We had the good fortune of connecting with Helene Kay and we’ve shared our conversation below.
Hi Helene, how has your perspective on work-life balance evolved over time?
I think it’s important to be passionate about your work and to hustle even on the days you’re not feeling it. That being said, one thing that the pandemic has taught me is that you are more than just your work. Before live performances were taken away, all I could think about was getting to the next level. I constantly measured my success based on my accomplishments (or lack thereof), which did me a disservice. Eventually, that obsession spilled into my personal relationships. Getting ahead was all I talked about, and it drove a wedge between my peers and me. When you make work your everything, you lose what makes you a hard worker in the first place. I now know that your mental health should come first. Once I understood more about why I wanted to do more and that my self-worth shouldn’t be measured by what I could brag about, I was able to go even further than I thought I could.
Alright, so let’s move onto what keeps you busy professionally?
Imagine you had to give a presentation to a company, but you were only given the title of the presentation, and you weren’t allowed to Google what the company does or your topic. That’s what it’s like doing improvisational comedy. You show up with other people you like (hopefully), and you make up everything as you go along. Sometimes it’s absolute magic, and sometimes you really wish you didn’t invite your coworkers from your day job to this dumpster fire. I started doing comedy when I was 15. My English teacher happened to be the head of the theater department, and he asked me to try a new improv club at school called Comedysportz. If it weren’t for that, I wouldn’t have known that there was a place to channel my unfocused random energy (later, I would find out that I had undiagnosed ADHD, but that’s another story for another day). When I was a freshman in college, I aimlessly looked for a major after deciding against becoming a journalist. (My newspaper teacher in high school told me I wasn’t allowed to write jokes in news articles. In hindsight, that should have been a clue, but when you’re a teenager, the bigger picture is less important than the battle against acne.) I saw that my university had a talent show. I tried stand up for the first time and won the talent competition. Fast forward to today, I do improv, sketch, stand up, act, and write, but it’s just easier to tell people that I do comedy. I’m on four improv teams that perform in Orange County (one of which is the only all-female team in the OC). I do sketch comedy with my all-Asian group called “No MSG Added”. We performed at Second City LA right before quarantine. I write short comedy films for Ragtag Productions. I’ve received diversity scholarships from UCB and the Groundlings. Since live performances have been on hiatus, I have been doing virtual shows and taking writing classes. I’m hoping to break into television writing. I’m eager to perform again and to work on my stand up comedy.
If you had a friend visiting you, what are some of the local spots you’d want to take them around to?

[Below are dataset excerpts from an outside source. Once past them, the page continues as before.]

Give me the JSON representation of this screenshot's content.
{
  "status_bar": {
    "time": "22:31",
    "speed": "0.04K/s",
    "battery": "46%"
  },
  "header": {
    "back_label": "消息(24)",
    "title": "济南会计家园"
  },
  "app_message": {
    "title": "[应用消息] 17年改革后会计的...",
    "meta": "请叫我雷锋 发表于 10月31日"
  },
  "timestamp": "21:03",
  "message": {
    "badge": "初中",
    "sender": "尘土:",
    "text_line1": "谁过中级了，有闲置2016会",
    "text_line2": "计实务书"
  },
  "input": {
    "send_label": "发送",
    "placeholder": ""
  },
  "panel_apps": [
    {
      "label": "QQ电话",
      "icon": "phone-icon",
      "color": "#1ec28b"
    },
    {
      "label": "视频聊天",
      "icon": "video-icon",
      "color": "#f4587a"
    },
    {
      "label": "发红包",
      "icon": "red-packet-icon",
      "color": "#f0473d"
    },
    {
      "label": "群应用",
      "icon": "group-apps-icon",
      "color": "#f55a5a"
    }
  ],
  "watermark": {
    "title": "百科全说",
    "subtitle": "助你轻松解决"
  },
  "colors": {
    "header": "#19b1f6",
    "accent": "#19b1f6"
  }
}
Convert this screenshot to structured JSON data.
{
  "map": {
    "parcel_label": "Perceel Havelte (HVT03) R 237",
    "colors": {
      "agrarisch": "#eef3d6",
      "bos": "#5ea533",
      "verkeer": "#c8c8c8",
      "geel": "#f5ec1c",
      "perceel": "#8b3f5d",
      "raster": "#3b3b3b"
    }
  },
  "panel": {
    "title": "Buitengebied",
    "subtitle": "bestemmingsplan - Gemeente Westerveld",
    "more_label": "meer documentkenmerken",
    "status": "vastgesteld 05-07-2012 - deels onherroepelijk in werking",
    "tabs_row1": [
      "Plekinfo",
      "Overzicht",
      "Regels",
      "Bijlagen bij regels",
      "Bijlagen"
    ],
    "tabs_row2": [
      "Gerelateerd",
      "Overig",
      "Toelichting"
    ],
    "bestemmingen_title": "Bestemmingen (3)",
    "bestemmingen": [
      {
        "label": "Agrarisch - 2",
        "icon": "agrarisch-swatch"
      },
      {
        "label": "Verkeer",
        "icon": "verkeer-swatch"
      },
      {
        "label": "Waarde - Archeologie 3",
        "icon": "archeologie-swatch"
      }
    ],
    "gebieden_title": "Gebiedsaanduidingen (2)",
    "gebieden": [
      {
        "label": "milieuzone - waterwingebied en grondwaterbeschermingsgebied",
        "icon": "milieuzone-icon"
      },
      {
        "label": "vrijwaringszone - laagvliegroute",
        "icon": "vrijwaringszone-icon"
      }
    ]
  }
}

I’ve been in this specific situation, and I’m terrible at it. In my natural state, I’m a homebody, so I don’t know where the coolest spots are or where to get the best latte for Instagram. If I want to try someplace new, usually Doordash is involved. As a performer, I’m running around different shows, but I would never take my best friend with me because no one would enjoy that. If we wanted to watch a comedy show in Orange County, I would take my friend to see Improv Shmimprov. I perform there, but I would probably go on a day I’m not on stage. The show is always wild with tons of energy, and it’s the only improv theater I know that has a bar. I would take my friend to all the basic places. We would go to Fashion Island and stare at the koi pond for like two seconds before we ate at every single dessert place there. Or we would go to Irvine Spectrum and have a Hello Kitty cake while trying to justify why we are childless adults not on a date riding a Ferris wheel in the middle of a shopping center. My favorite place to go to is the beach. We’d go to Huntington Beach and walk around downtown and eat pizza and ice cream. Or we would go to Mitsuwa and have ramen or Tokyo Central and then walk around Book Off afterward.

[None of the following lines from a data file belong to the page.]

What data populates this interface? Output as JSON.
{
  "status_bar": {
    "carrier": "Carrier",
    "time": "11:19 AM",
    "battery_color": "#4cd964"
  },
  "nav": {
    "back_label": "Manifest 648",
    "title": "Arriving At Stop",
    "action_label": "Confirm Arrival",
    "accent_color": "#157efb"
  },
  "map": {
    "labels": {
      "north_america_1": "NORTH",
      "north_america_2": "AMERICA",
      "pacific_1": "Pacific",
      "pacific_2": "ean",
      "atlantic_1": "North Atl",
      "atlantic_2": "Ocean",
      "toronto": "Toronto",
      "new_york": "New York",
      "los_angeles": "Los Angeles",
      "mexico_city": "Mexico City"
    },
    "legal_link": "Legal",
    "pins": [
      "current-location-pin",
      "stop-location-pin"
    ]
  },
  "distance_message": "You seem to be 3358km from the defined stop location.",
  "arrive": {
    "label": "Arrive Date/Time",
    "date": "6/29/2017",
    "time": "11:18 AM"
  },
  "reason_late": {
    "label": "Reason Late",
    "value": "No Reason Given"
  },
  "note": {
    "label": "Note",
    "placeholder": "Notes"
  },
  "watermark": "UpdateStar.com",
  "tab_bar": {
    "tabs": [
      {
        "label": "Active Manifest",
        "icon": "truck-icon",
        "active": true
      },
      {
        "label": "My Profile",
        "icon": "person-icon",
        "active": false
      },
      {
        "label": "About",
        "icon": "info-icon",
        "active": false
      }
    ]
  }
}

The Shoutout series is all about recognizing that our success and where we are in life is at least somewhat thanks to the efforts, support, mentorship, love and encouragement of others. So is there someone that you want to dedicate your shoutout to?

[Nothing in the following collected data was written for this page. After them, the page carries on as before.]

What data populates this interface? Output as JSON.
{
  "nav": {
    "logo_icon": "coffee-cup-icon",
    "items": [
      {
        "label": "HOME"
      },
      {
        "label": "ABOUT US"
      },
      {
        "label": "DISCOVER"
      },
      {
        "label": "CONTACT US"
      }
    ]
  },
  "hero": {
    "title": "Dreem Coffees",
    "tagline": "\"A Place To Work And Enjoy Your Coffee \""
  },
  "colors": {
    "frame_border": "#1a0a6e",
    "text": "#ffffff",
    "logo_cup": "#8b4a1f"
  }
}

Sometimes I daydream about the day I crack the code and “make it,” but from where I’m standing right now, I’m incredibly proud of what I’ve gone through and what I’ve done. I know God had a hand in my life’s direction because of all the “consequences” that led to better things. Overall what success I have wouldn’t have been possible without my family. My parents support me even though they don’t completely understand what I’m trying to do (in their defense, I don’t know if there is improv or sketch comedy in the Philippines.) My sisters drove with me to LA to take improv classes on weekends and went to the shows where the performers outnumber the audience members. My friends constantly reassure me that I’m more talented than I give myself credit for and remind me that they wouldn’t lie about it. I’ve been lucky enough to meet people with kind, positive energy and are eager to collaborate with new projects. The people I do improv and sketch with challenge me and keep me humble. My therapist at the time helped me find clarity when I was the one keeping myself down.